Мы долго простояли с Матвеем в ожидании машины, и оба как-то примолкли. Молча, тряслись в милицейском «уазике» по пути через весь город. Потом еще долго ждали нового следователя и с ним ехали дальше в морг. Во мне опять разлилась пустота. Поглядывая на спутников, на заполненные людьми улицы, я уже не пытался сосредоточиться. Была тупая усталость и сильный голод; болела шея, затылок. Тускло было на душе, несмотря на яркое солнце. Под свитером абстрактно тукало чужое сердце. Я цепенел и периодически с треском зевал. Мне припомнился шоковый способ создания иммунологической толерантности, когда слишком большие дозы чужеродной сыворотки вызывают паралич иммунной системы: организм просто перестает отвечать. Подобным образом, наверное, сходят с ума.
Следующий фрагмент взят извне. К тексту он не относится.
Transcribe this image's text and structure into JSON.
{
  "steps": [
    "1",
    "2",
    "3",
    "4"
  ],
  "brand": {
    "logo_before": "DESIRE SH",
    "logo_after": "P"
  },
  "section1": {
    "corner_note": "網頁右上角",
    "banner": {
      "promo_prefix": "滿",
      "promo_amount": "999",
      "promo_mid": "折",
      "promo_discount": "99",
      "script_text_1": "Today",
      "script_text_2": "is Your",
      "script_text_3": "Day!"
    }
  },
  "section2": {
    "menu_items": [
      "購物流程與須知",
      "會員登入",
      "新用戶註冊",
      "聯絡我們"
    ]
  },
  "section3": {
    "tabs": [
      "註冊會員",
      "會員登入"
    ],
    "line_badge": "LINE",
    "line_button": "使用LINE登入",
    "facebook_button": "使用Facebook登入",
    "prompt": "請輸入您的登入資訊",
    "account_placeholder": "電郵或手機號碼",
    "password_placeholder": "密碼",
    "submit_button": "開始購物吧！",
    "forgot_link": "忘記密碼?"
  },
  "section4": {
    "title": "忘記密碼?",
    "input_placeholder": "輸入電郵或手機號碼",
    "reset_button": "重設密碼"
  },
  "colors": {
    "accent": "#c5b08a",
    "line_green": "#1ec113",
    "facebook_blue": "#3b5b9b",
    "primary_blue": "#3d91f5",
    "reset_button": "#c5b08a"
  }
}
Впрочем, тут была, своя идиотская логика. Судьба, ухмыляясь, забросила труп в морг нашего института. Витя присутствовал теперь в «родной анатомичке» в качестве экспоната. Здесь же располагалась кафедра судебной медицины. Хорошо, были праздники, избавившие разговорчивых студенток от впечатляющей встречи с примелькавшимся «рыжим парнем». Мы прибыли. Опять, очень долго с покорностью крепостных ждали в коридоре. Новый следователь, долговязый, худой с нездоровым желтым лицом грубо обругал дежурного доцента, который возмущался длительным пребыванием у них тела. Санитары бесцеремонно ходили между нами и говорили сальности. Кажется, были под хмельком. Доцент смешил девушку, выписывавшую справки в приемной, услыхав, что «труп принадлежит вашему студенту» на минуту затих, спросил: «Что же он так?». Снял очки, протер халатом, очистительно несколько раз сморгнул и продолжил рассказ о какой-то праздничной телевизионной передаче.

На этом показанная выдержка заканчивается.